The Federal Transit Administration still needs to come to terms on a Capital Investment Grants agreement for both the $7.7 billion MTA Second Avenue Subway Phase 2 with the Metropolitan Transportation Authority and the $18 billion Gateway Development Commission Phase One Gateway Tunnel before either agency can actually access funding from Washington.
The FTA CIG FFGA (Capital Investment Grants Program/FTA) for the $7.7 billion Second Avenue Subway Phase Two would cap federal participation at $3.4 billion.
That would be the largest New York MTA FFGA in FTA history, even greater than the $2.63 billion LIRR East Side Access to Grand Central Terminal to the MTA in 2006. Only the $6.9 billion FFGA for the $18 billion Phase One Gateway Tunnel (two new tunnels connecting New Jersey to New York Penn Station) would be the nation’s largest in FTA history.
The FFGA for Second Avenue Subway Phase 2 still remains a year or more away from approval. All the FTA previously provided to the MTA was permission to advance final design and engineering in January 2022. Eighteen months later, the project still faces a myriad of hurdles.
The FTA recently provided permission for the Gateway Development Commission for the second phase of the FTA CIG program for final design and engineering to proceed. The Federal Rail Road cost estimate, including Gateway Phase 2, is $40 billion.
The FTA funding is still not secured. The FTA and GDC need to come to terms on a FTA CIG FFGA.. Only then would the federal funding become real. This would cap federal participation at $6.9 billion.
The Gateway $18 billion Phase One project is far more complex and expensive than the MTA $7.7 billion Second Avenue Subway Phase 2. Many other FTA CIG projects around the nation, after final design and engineering cost far less, than either Gateway or Second Avenue Subway Phase 2, These have averaged two to three years before receipt of an approved FTA CIG FFGA to fund actual construction. Both Gateway and Second Avenue Subway, due to their respective costs and complexities, will undergo far more detailed ongoing review and scrutiny by FTA before funding is actually obligated.

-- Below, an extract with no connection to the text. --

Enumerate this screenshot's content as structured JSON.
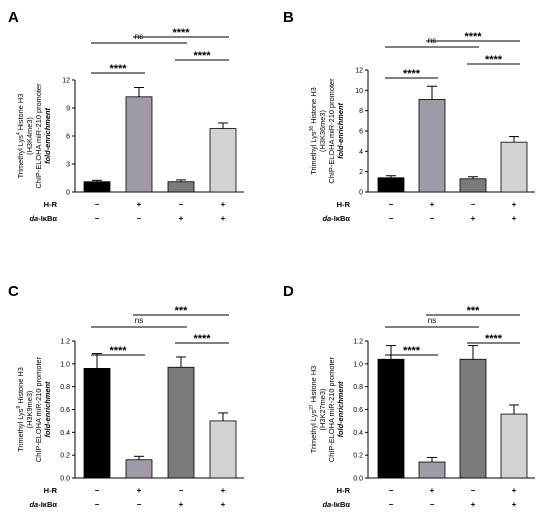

Both the MTA and GDC would be legally responsible to pay for any cost overruns above and beyond the agreed upon respective total project costs contained within future FTA CIG FFGA’s. It is anyone’s guess how many more years will be needed to bring U.S. Sen. Chuck Schumer’s promised delivery of federal funding under future FTA CIG FFGA for either project. The same holds true for inevitable cost overruns that could be in the billions for either project.
Larry Penner
Great Neck
Larry Penner is a transportation advocate, historian and writer who previously served as a former Director for the Federal Transit Administration Region 2 New York Office of Operations and Program Management.